The National Society for Education in Art and Design says—the Minister may be particularly interested in this as the evidence that he is seeking—that:
“We have had teachers telling us that some art courses will no longer run in their schools, or that different art courses are put in one option block so that students can only pick one when previously they could pick two”.
It seems entirely logical that because of the enormous influence of performance tables, there will be a tendency for schools quite quickly to seek to mirror the performance criteria themselves to achieve the best outcomes in those tables. I hope that the Minister will review the GCSE codes for art and design subjects, and perhaps agree to meeting with interested parties on this issue.
(10 years, 9 months ago)
Lords Chamber
To ask Her Majesty’s Government what encouragement they will give to the take-up of arts subjects in secondary schools; and whether that will include a review of the current school performance discount codes.
My Lords, the Government believe strongly that every child should experience a high-quality arts education. Music and art and design are statutory subjects for key stages 1 to 3 in the new national curriculum. The arts remain an entitlement area at key stage 4. From 2016, our new Progress 8 accountability measure provides schools with more incentive to enter pupils for arts subjects. Up to three can be included. Discount codes for drama and dance are being reviewed.
My Lords, I thank the Minister for that reply and welcome the review of the discount codes. In the light of the figures recently released by DCMS on the value of the arts and creative industries to the economy, will the DfE seek to reverse the continuing trend towards fewer arts GCSEs being studied within schools? Will the Government review the discount codes which group together many disparate GCSE art and design subjects so that they count as one subject only towards performance tables, biasing the tables and, indeed, schools against the arts?

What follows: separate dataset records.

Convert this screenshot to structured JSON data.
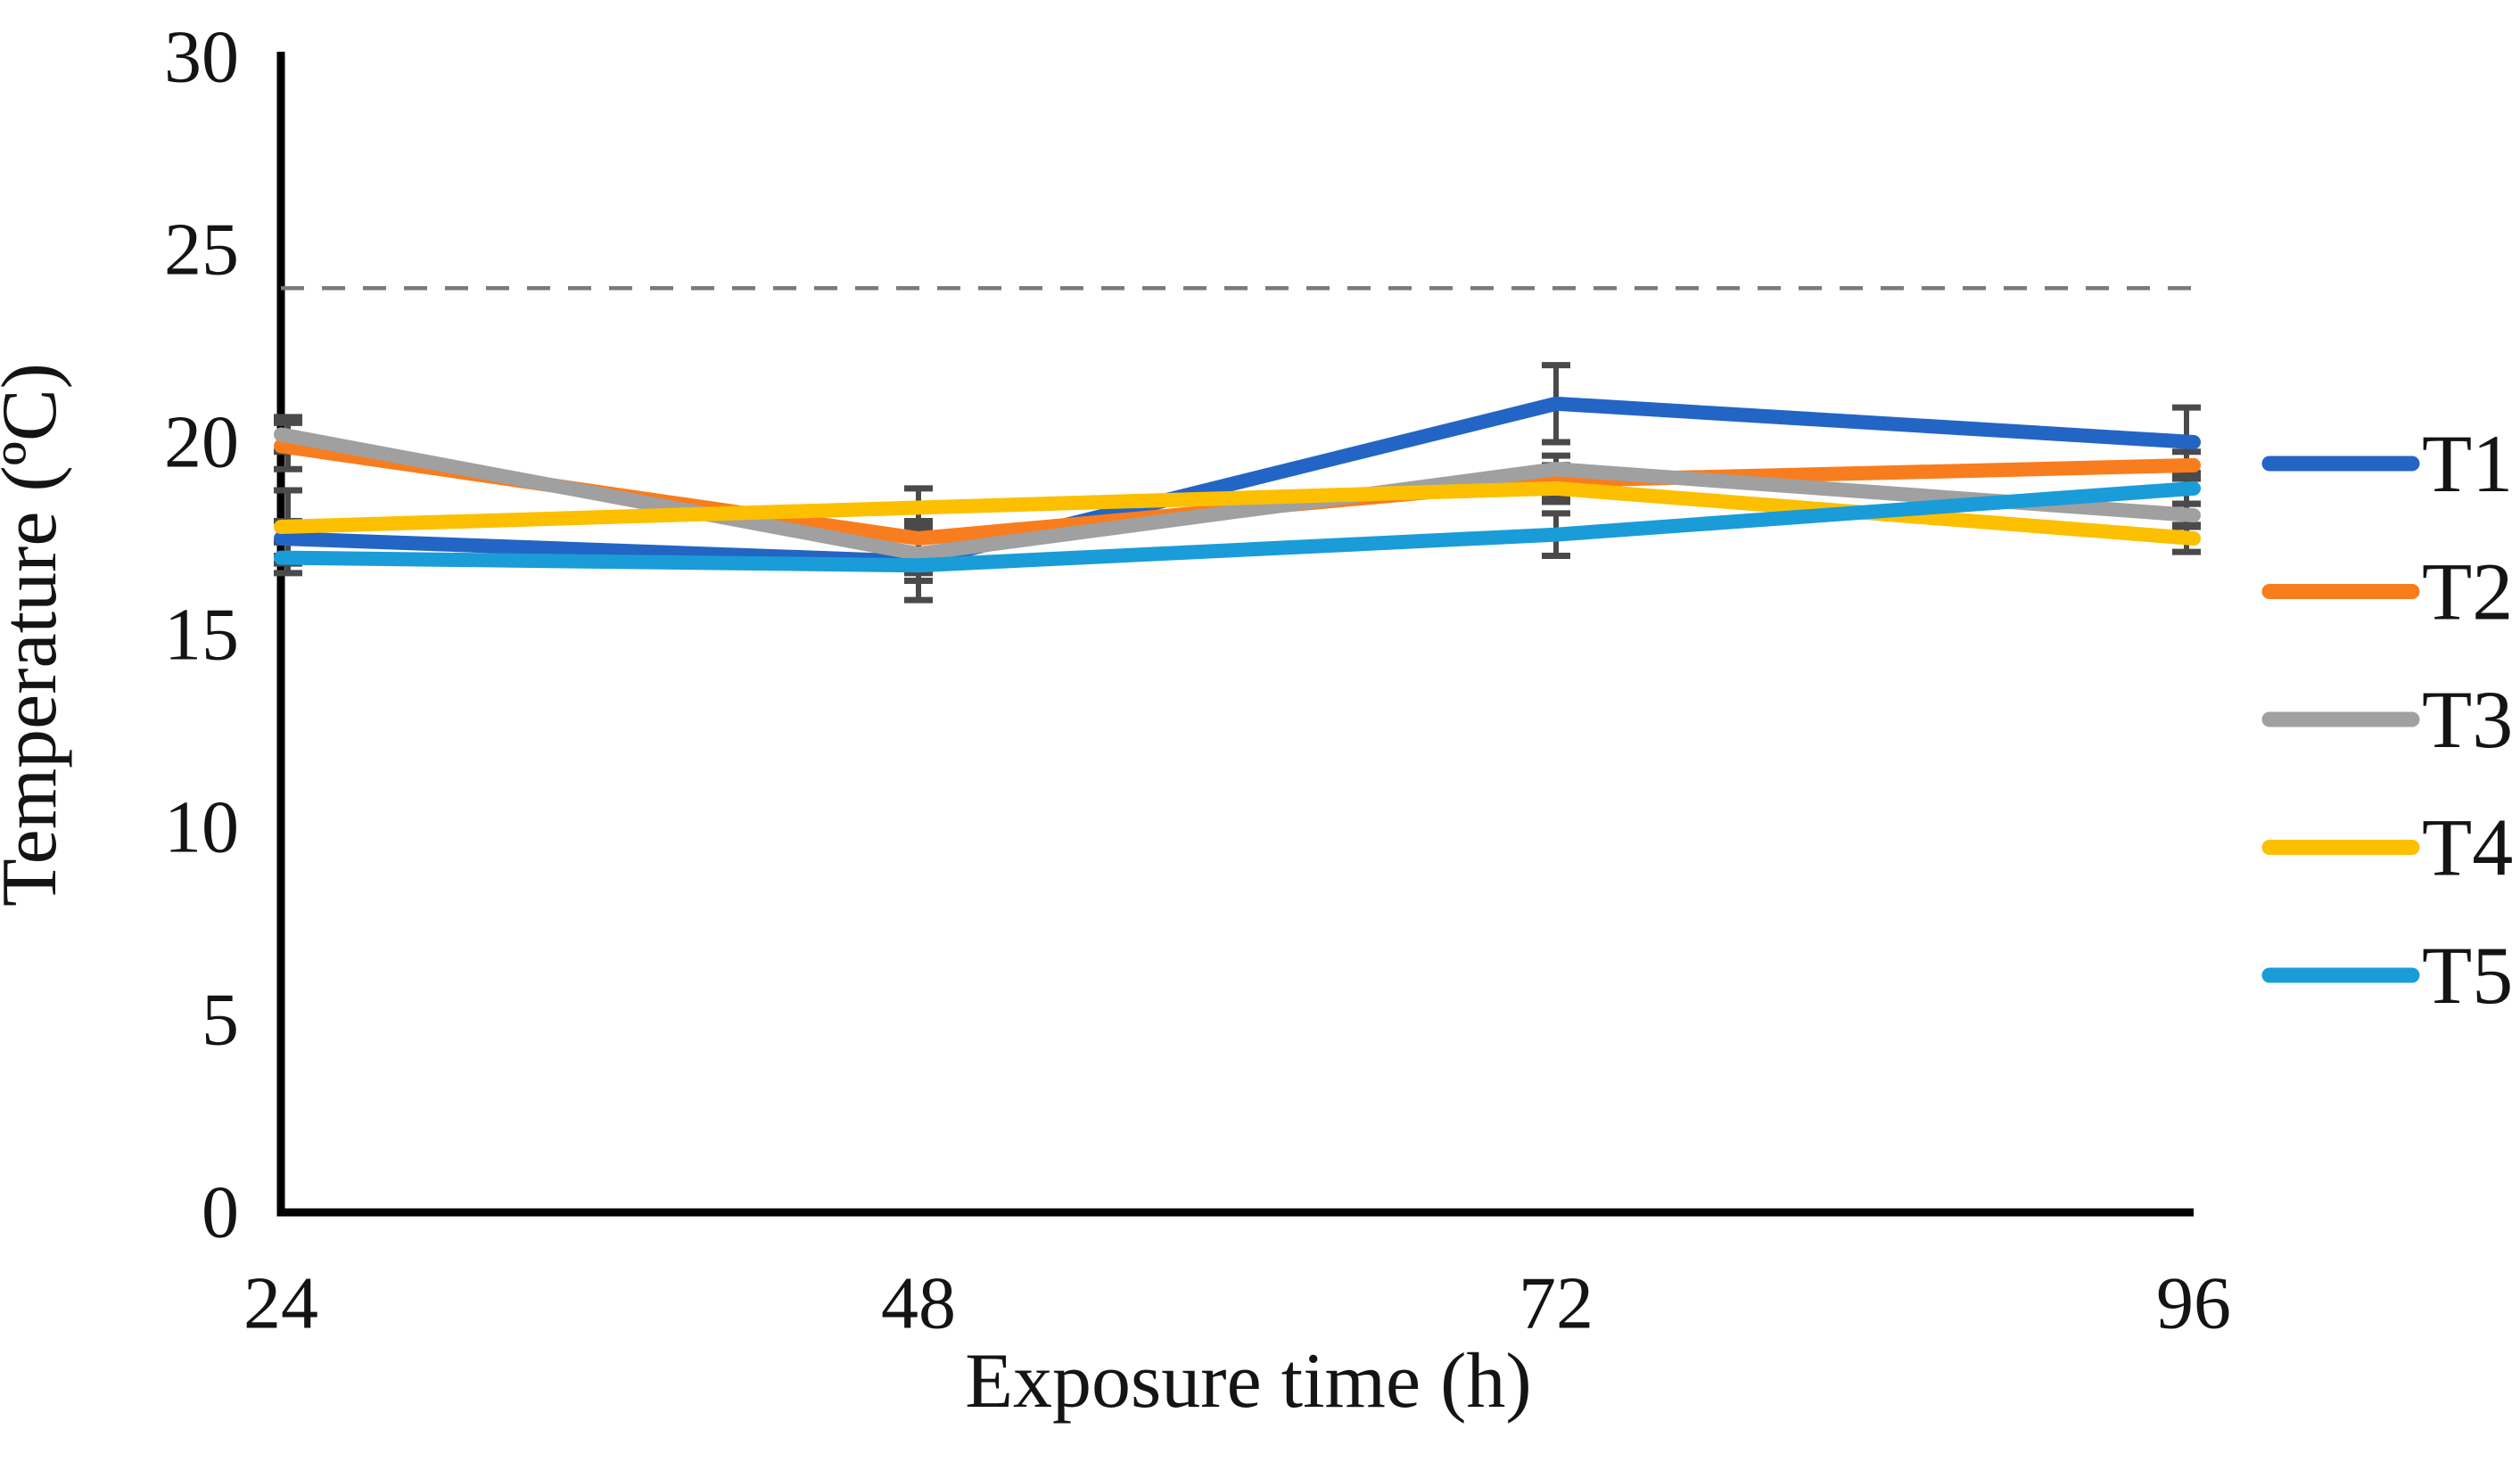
{
  "figure": {
    "background": "#ffffff"
  },
  "chart_data": {
    "type": "line",
    "x": [
      24,
      48,
      72,
      96
    ],
    "xlabel": "Exposure time (h)",
    "ylabel": "Temperature (ºC)",
    "ylim": [
      0,
      30
    ],
    "yticks": [
      0,
      5,
      10,
      15,
      20,
      25,
      30
    ],
    "grid": false,
    "legend_position": "right",
    "axis_color": "#000000",
    "error_bar_color": "#4a4a4a",
    "reference_line": {
      "value": 24,
      "style": "dashed",
      "color": "#7a7a7a"
    },
    "series": [
      {
        "name": "T1",
        "color": "#2365c4",
        "values": [
          17.5,
          16.9,
          21.0,
          20.0
        ],
        "errors": [
          0.45,
          0.3,
          1.0,
          0.9
        ]
      },
      {
        "name": "T2",
        "color": "#f87d1e",
        "values": [
          19.9,
          17.5,
          19.0,
          19.4
        ],
        "errors": [
          0.6,
          0.45,
          0.4,
          0.35
        ]
      },
      {
        "name": "T3",
        "color": "#a0a0a0",
        "values": [
          20.2,
          17.1,
          19.3,
          18.1
        ],
        "errors": [
          0.45,
          0.7,
          0.35,
          0.3
        ]
      },
      {
        "name": "T4",
        "color": "#fcc000",
        "values": [
          17.8,
          18.3,
          18.8,
          17.5
        ],
        "errors": [
          0.95,
          0.5,
          0.35,
          0.35
        ]
      },
      {
        "name": "T5",
        "color": "#1a9cd8",
        "values": [
          17.0,
          16.8,
          17.6,
          18.8
        ],
        "errors": [
          0.4,
          0.9,
          0.55,
          0.4
        ]
      }
    ]
  }
}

I share the noble Earl’s passion for the arts and know that it is an area in which he has great experience. I am happy to report that key stage 4 entries for arts subjects have not significantly changed since 2007 and currently account for 9% of all key stage 4 entries. I assure the noble Earl that we take discounting very seriously. We are looking specifically at how it works as it is so important that schools are not incentivised to offer pupils a narrow curriculum, although it is equally important that pupils take subjects that are distinct from each other. We are reviewing how the discount codes for dance and drama work, and we are also considering whether to allow appeals against the discounting decisions that have been made in other areas if there is evidence to support reconsidering our initial consideration.